My Cotswold Kitchen
Prue’s Chocolate Chip and Brown Sugar Cookies
Prep Time – 10 minutes + 2 hours chill
Cook Time – 10 minutes
Serves 10 cookies
Ingredients:
- 100g unsalted butter, at room temperature
- 75g soft dark brown sugar
- 75g caster sugar
- 1 large egg plus 1 large egg yolk
- 200g plain flour
- 1 ¼ tsp bicarbonate of soda
- 1 tsp baking powder
- A pinch of table salt
- 165g dark chocolate chips
Method
- Line two large baking sheets with baking parchment. (If you only have one you can bake the cookies in batches.)
- Cream the butter and sugars together in a mixing bowl until light and fluffy. Add the whole egg and egg yolk, mix to incorporate, then add the flour, bicarbonate of soda, baking powder and salt. Mix until well combined, then stir in the chocolate chips.
- Divide the mixture into ten equal pieces, then roll them into balls. Cover them with cling film and put them in the fridge for at least 2 hours. it is important that you chill the dough before baking.
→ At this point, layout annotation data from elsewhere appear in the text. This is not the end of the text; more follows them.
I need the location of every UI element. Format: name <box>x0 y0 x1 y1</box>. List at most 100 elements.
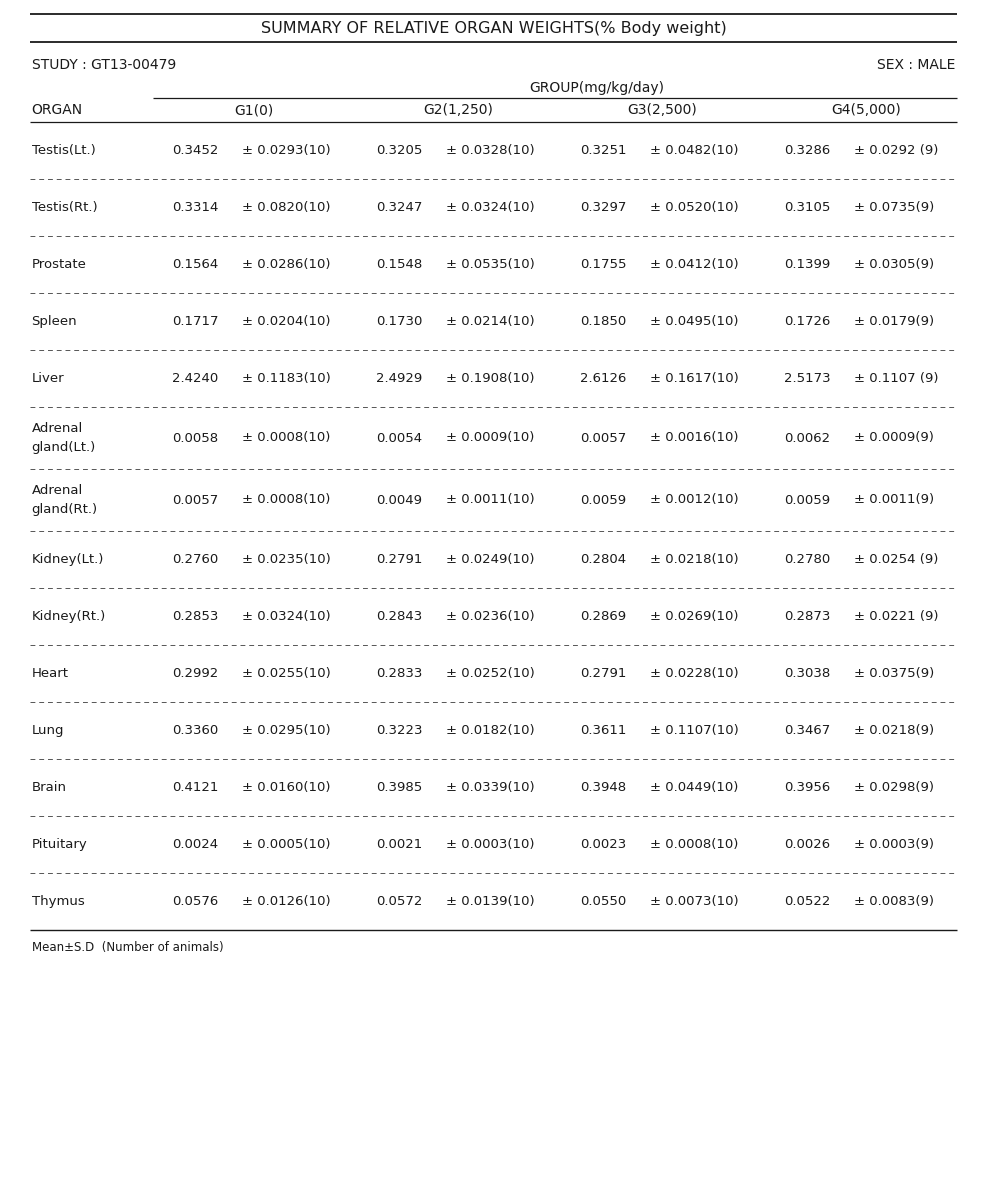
Text: ± 0.0003(10): ± 0.0003(10) <box>446 838 534 851</box>
Text: GROUP(mg/kg/day): GROUP(mg/kg/day) <box>529 82 664 95</box>
Text: 0.3105: 0.3105 <box>783 201 829 213</box>
Text: 0.3286: 0.3286 <box>783 144 829 157</box>
Text: 0.1850: 0.1850 <box>580 315 625 329</box>
Text: ± 0.0249(10): ± 0.0249(10) <box>446 553 534 566</box>
Text: ± 0.1183(10): ± 0.1183(10) <box>242 372 330 385</box>
Text: 2.4929: 2.4929 <box>376 372 422 385</box>
Text: Testis(Lt.): Testis(Lt.) <box>32 144 96 157</box>
Text: ± 0.0286(10): ± 0.0286(10) <box>242 258 330 271</box>
Text: ± 0.0269(10): ± 0.0269(10) <box>650 610 738 623</box>
Text: 0.2843: 0.2843 <box>376 610 422 623</box>
Text: 0.1564: 0.1564 <box>172 258 218 271</box>
Text: Spleen: Spleen <box>32 315 77 329</box>
Text: ± 0.0375(9): ± 0.0375(9) <box>853 667 934 680</box>
Text: ± 0.0204(10): ± 0.0204(10) <box>242 315 330 329</box>
Text: 0.1730: 0.1730 <box>376 315 422 329</box>
Text: ± 0.0182(10): ± 0.0182(10) <box>446 724 534 737</box>
Text: 0.2804: 0.2804 <box>580 553 625 566</box>
Text: ± 0.0008(10): ± 0.0008(10) <box>650 838 738 851</box>
Text: 0.0059: 0.0059 <box>580 494 625 506</box>
Text: Heart: Heart <box>32 667 68 680</box>
Text: ± 0.0126(10): ± 0.0126(10) <box>242 894 330 908</box>
Text: 0.1548: 0.1548 <box>376 258 422 271</box>
Text: ± 0.0305(9): ± 0.0305(9) <box>853 258 933 271</box>
Text: ± 0.0139(10): ± 0.0139(10) <box>446 894 534 908</box>
Text: 0.0024: 0.0024 <box>172 838 218 851</box>
Text: ± 0.0012(10): ± 0.0012(10) <box>650 494 738 506</box>
Text: ± 0.1908(10): ± 0.1908(10) <box>446 372 534 385</box>
Text: gland(Rt.): gland(Rt.) <box>32 504 98 517</box>
Text: Adrenal: Adrenal <box>32 422 83 434</box>
Text: STUDY : GT13-00479: STUDY : GT13-00479 <box>32 58 176 72</box>
Text: ± 0.0008(10): ± 0.0008(10) <box>242 494 330 506</box>
Text: ± 0.0735(9): ± 0.0735(9) <box>853 201 934 213</box>
Text: ± 0.0535(10): ± 0.0535(10) <box>446 258 534 271</box>
Text: ± 0.0412(10): ± 0.0412(10) <box>650 258 738 271</box>
Text: Brain: Brain <box>32 781 66 794</box>
Text: ± 0.0009(10): ± 0.0009(10) <box>446 432 533 445</box>
Text: ± 0.0324(10): ± 0.0324(10) <box>446 201 534 213</box>
Text: 0.2760: 0.2760 <box>172 553 218 566</box>
Text: 0.4121: 0.4121 <box>172 781 218 794</box>
Text: 0.3038: 0.3038 <box>783 667 829 680</box>
Text: ± 0.0073(10): ± 0.0073(10) <box>650 894 738 908</box>
Text: ± 0.0339(10): ± 0.0339(10) <box>446 781 534 794</box>
Text: ± 0.0495(10): ± 0.0495(10) <box>650 315 738 329</box>
Text: 0.3948: 0.3948 <box>580 781 625 794</box>
Text: ± 0.0820(10): ± 0.0820(10) <box>242 201 330 213</box>
Text: G2(1,250): G2(1,250) <box>423 103 492 118</box>
Text: 0.0054: 0.0054 <box>376 432 422 445</box>
Text: ± 0.0003(9): ± 0.0003(9) <box>853 838 933 851</box>
Text: 0.0058: 0.0058 <box>172 432 218 445</box>
Text: Kidney(Lt.): Kidney(Lt.) <box>32 553 104 566</box>
Text: 0.3467: 0.3467 <box>783 724 829 737</box>
Text: ± 0.0218(10): ± 0.0218(10) <box>650 553 738 566</box>
Text: 0.3360: 0.3360 <box>172 724 218 737</box>
Text: 0.3205: 0.3205 <box>376 144 422 157</box>
Text: ± 0.0449(10): ± 0.0449(10) <box>650 781 738 794</box>
Text: ± 0.1107 (9): ± 0.1107 (9) <box>853 372 938 385</box>
Text: 0.3956: 0.3956 <box>783 781 829 794</box>
Text: ± 0.0218(9): ± 0.0218(9) <box>853 724 933 737</box>
Text: 0.3985: 0.3985 <box>376 781 422 794</box>
Text: ± 0.0221 (9): ± 0.0221 (9) <box>853 610 938 623</box>
Text: 0.0057: 0.0057 <box>172 494 218 506</box>
Text: 2.5173: 2.5173 <box>783 372 830 385</box>
Text: 0.0023: 0.0023 <box>580 838 625 851</box>
Text: 0.2791: 0.2791 <box>580 667 626 680</box>
Text: ± 0.0228(10): ± 0.0228(10) <box>650 667 738 680</box>
Text: ± 0.0214(10): ± 0.0214(10) <box>446 315 534 329</box>
Text: 0.2853: 0.2853 <box>172 610 218 623</box>
Text: 0.3247: 0.3247 <box>376 201 422 213</box>
Text: ± 0.0016(10): ± 0.0016(10) <box>650 432 738 445</box>
Text: ± 0.0520(10): ± 0.0520(10) <box>650 201 738 213</box>
Text: 0.2780: 0.2780 <box>783 553 829 566</box>
Text: Lung: Lung <box>32 724 64 737</box>
Text: 0.2869: 0.2869 <box>580 610 625 623</box>
Text: ± 0.0235(10): ± 0.0235(10) <box>242 553 330 566</box>
Text: G3(2,500): G3(2,500) <box>626 103 696 118</box>
Text: Pituitary: Pituitary <box>32 838 87 851</box>
Text: 2.4240: 2.4240 <box>172 372 218 385</box>
Text: ± 0.0005(10): ± 0.0005(10) <box>242 838 330 851</box>
Text: 0.1717: 0.1717 <box>172 315 218 329</box>
Text: Prostate: Prostate <box>32 258 87 271</box>
Text: 0.0059: 0.0059 <box>783 494 829 506</box>
Text: ± 0.0011(10): ± 0.0011(10) <box>446 494 534 506</box>
Text: Thymus: Thymus <box>32 894 84 908</box>
Text: 0.2873: 0.2873 <box>783 610 829 623</box>
Text: ± 0.1617(10): ± 0.1617(10) <box>650 372 738 385</box>
Text: 0.0572: 0.0572 <box>376 894 422 908</box>
Text: ± 0.0179(9): ± 0.0179(9) <box>853 315 933 329</box>
Text: ± 0.0295(10): ± 0.0295(10) <box>242 724 330 737</box>
Text: ± 0.0482(10): ± 0.0482(10) <box>650 144 738 157</box>
Text: ± 0.0252(10): ± 0.0252(10) <box>446 667 534 680</box>
Text: 0.1755: 0.1755 <box>580 258 626 271</box>
Text: Testis(Rt.): Testis(Rt.) <box>32 201 97 213</box>
Text: gland(Lt.): gland(Lt.) <box>32 441 96 454</box>
Text: ± 0.0236(10): ± 0.0236(10) <box>446 610 534 623</box>
Text: ± 0.0292 (9): ± 0.0292 (9) <box>853 144 938 157</box>
Text: 0.3452: 0.3452 <box>172 144 218 157</box>
Text: SUMMARY OF RELATIVE ORGAN WEIGHTS(% Body weight): SUMMARY OF RELATIVE ORGAN WEIGHTS(% Body… <box>260 20 726 36</box>
Text: 0.1726: 0.1726 <box>783 315 829 329</box>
- Heat the oven to 200˚C/fan 180˚C/gas mark 6.
- Place the balls of cookie dough on a lined baking sheets, leaving plenty of space for them to spread.
- Bake in the middle of the oven for 10 minutes, until golden and puffed up. Remove from the oven and carefully slide the baking parchment off the hot baking sheet, onto a cold surface, such as the kitchen surface. This will ensure that the cookies do not cook any further on the hot sheet. Leave them to cool for as long as your are able to resist them.
Additional notes –
Tip – The cookies keep well in an airtight container for a week or so.
If you have frozen the raw dough, allow it to thaw for 30 minutes at room temperature before baking, and increase the cooking time by 1-2 minutes.